What’s the situation?
On Tuesday, 27 June, representatives of the European Parliament, the Council and the Commission met for their second trilogue meeting to discuss diverging positions on the reform of the EU Emissions Trading Scheme (ETS). There has been little progress as discussions mainly focused on addressing outcomes of technical working group meetings and more controversial topics are most likely tackled at the next trilogue around 10 July.
The meeting can be considered the first actual three-party session under the new rapporteur Julie Girling (ECR). Past trilogues were repeatedly cancelled or postponed as they interfered with the former rapporteur’s UK election campaigning leading to a lack of progress on negotiations since February.

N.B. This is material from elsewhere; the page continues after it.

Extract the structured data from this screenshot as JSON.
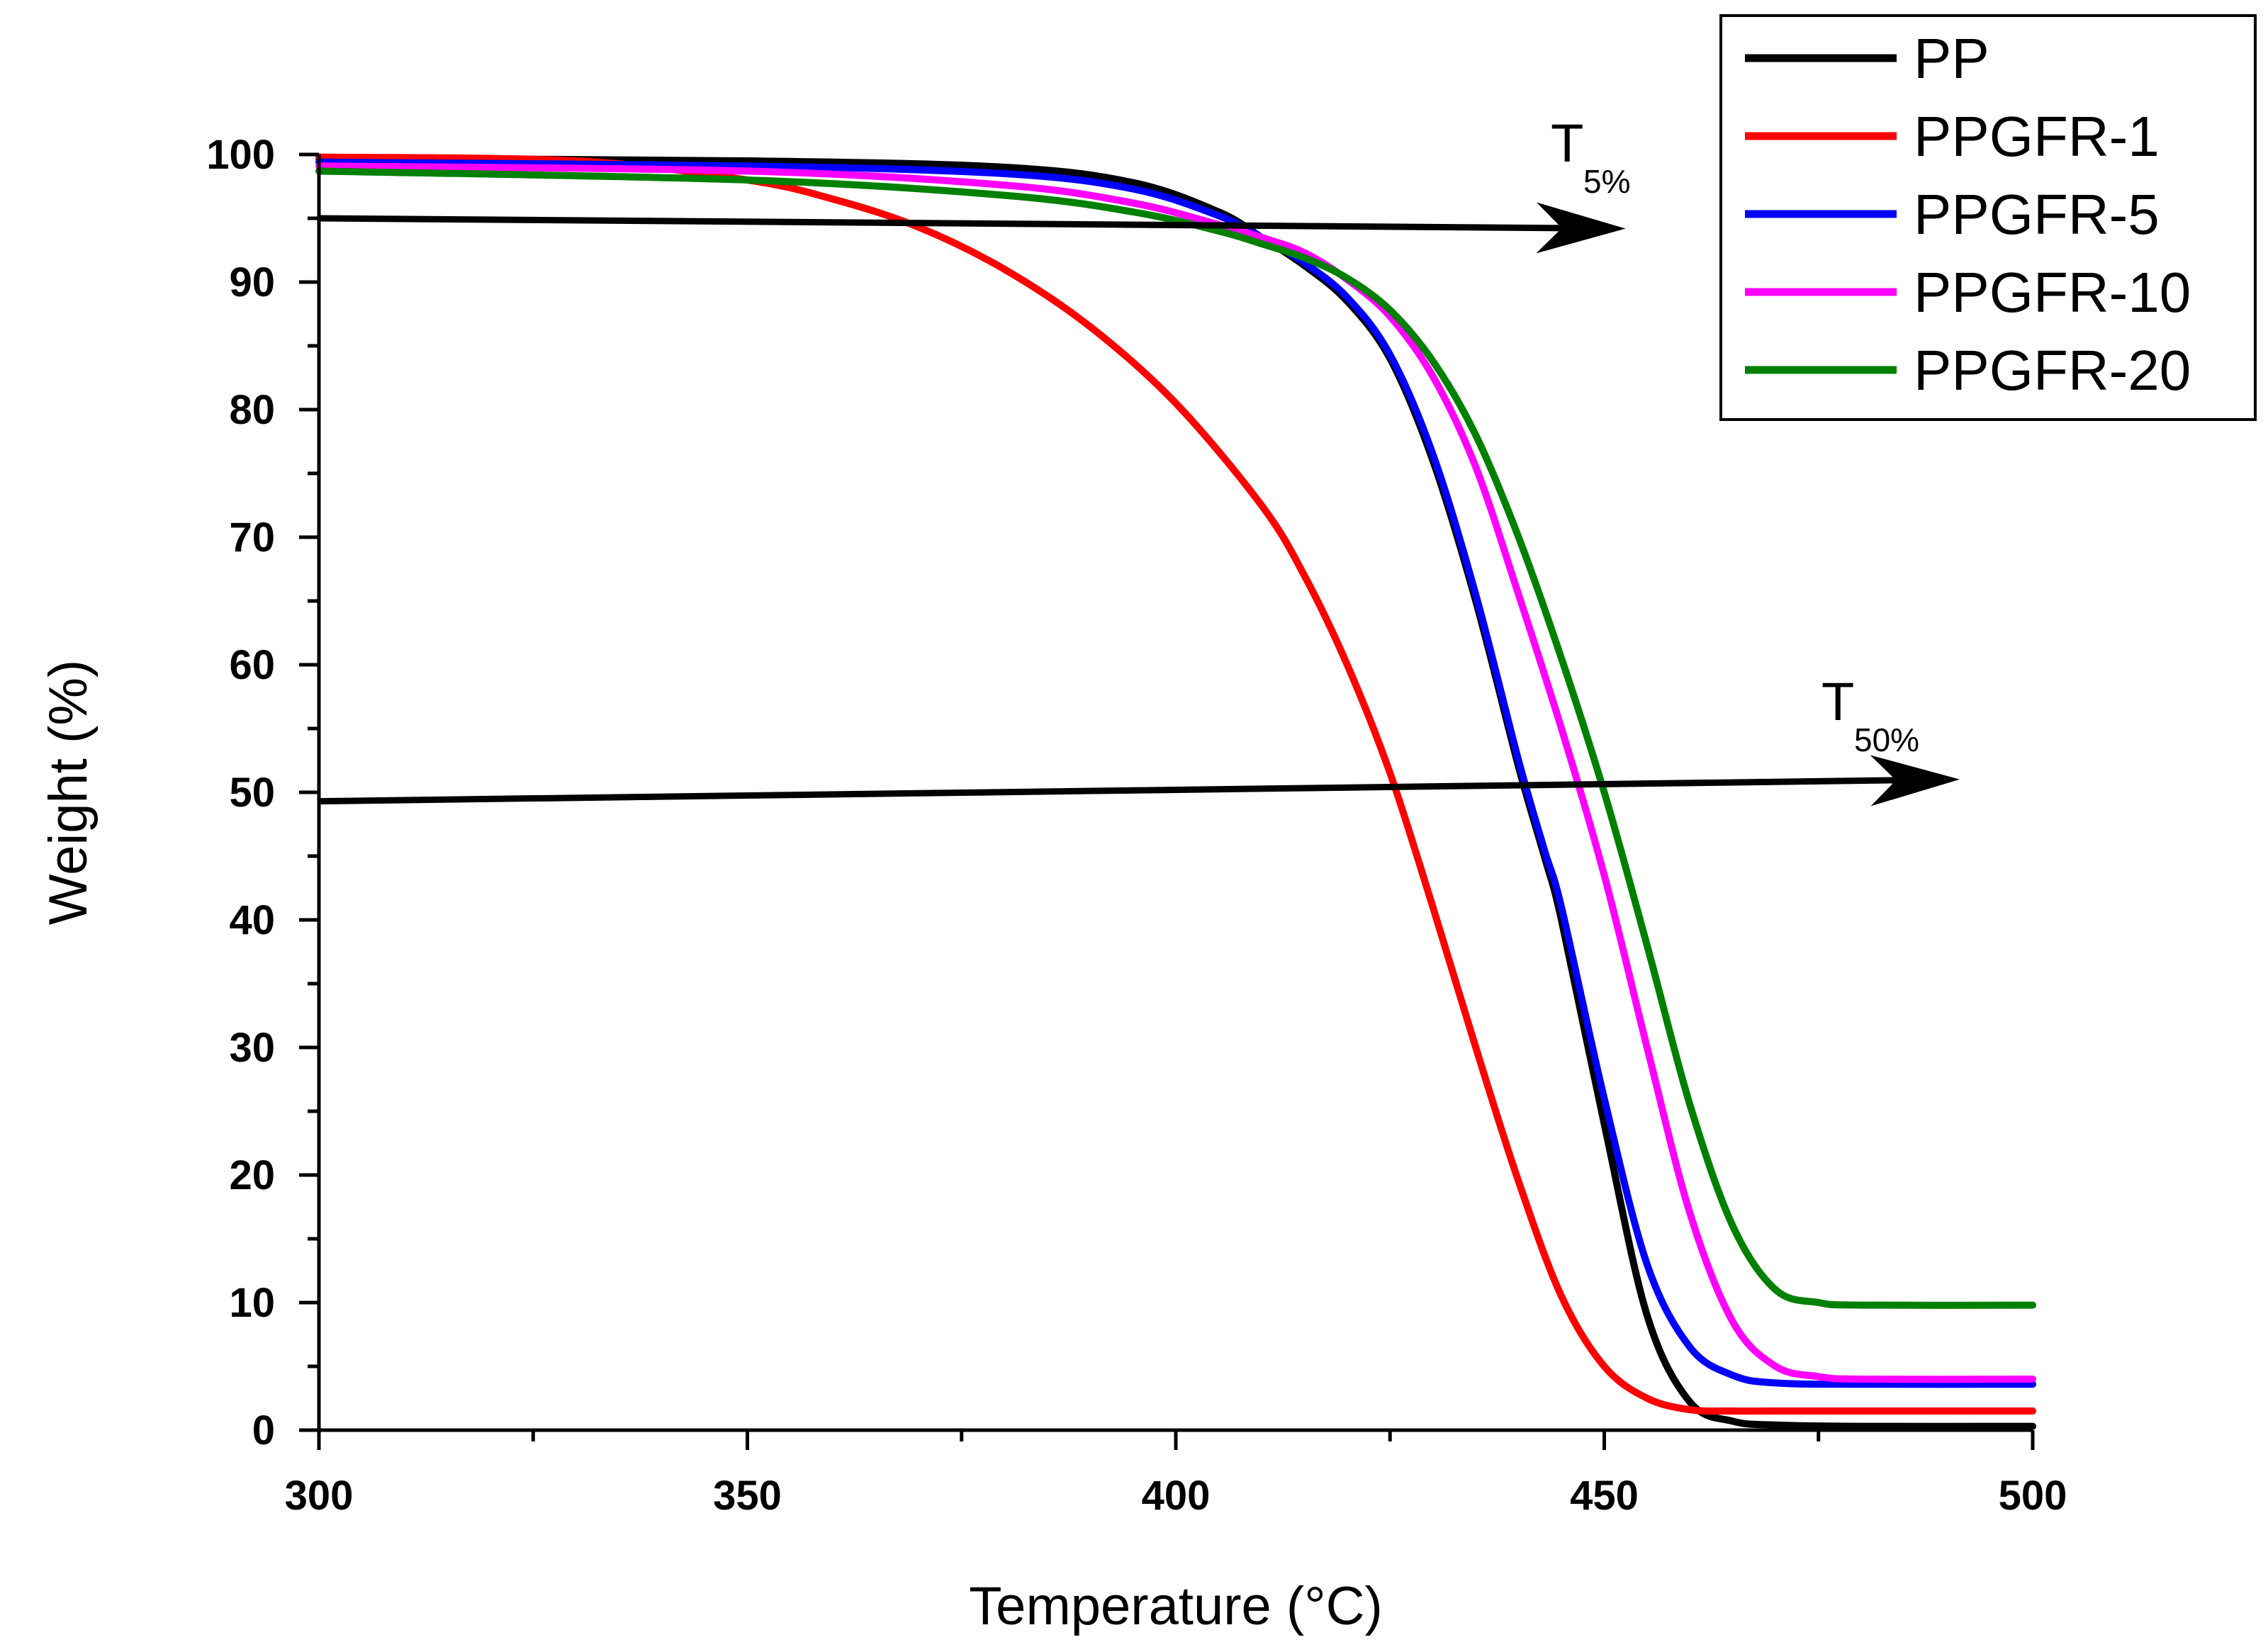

In yesterday’s meeting no deal was struck. Both sides merely presented their positions, including items not reflected in the general approach of the Council such as aviation and shipping coverage. The most contentious issues are grouped in the so-called “triangle” of issues:
1. Ambition and a well-functioning ETS
The most ambitious proposal comes from the Council and concerns the cancellation of allowances under the Market Stability Reserve (MSR), a sort of bank which will absorb allowances from the glut. The ministers have put forward a mechanism to permanently delete a certain amount of allowances stored in this reserve each year. The Parliament on the other hand has proposed an ad-hoc retirement of 800 million allowances. Both institutions agree on doubling the intake rate of the MSR for its first years of operation.
The Parliament has proposed to allow member states to unilaterally cancel allowances. This amendment ensures that more ambitious countries can implement additional measures without further inflating the ETS allowance surplus. Policy makers must not use a weak ETS to justify inaction on other climate policies. They should rather make sure that national and EU-level climate policy jointly deliver on the Paris Agreement objectives.
2. Effective protection against the risk of carbon leakage
The Parliament holds a regrettable position on free allocation. MEPs have adopted a potential lowering of the share of auctioned allowances by up to 5% and an extension of free allocation to emitters of waste gases, which would mostly benefit European steel industry.
3. Funds/low carbon support mechanisms
The Parliament is supporting emission performance standards (EPS) to prevent any ETS funding from going into coal infrastructure. This criterion applies both to transitional allocation of free allowances to electricity providers in low-income countries (Art. 10c) as well as to beneficiaries of the Modernisation Fund. At the same time, the institutions have to agree on provisions related to the governance of the Modernisation Fund and whether the European Investment Bank (EIB) takes a central role in its supervision.
In addition, the Parliament has suggested to establish a Just Transition Fund to finance social support schemes for regions transitioning from coal to low-carbon infrastructure.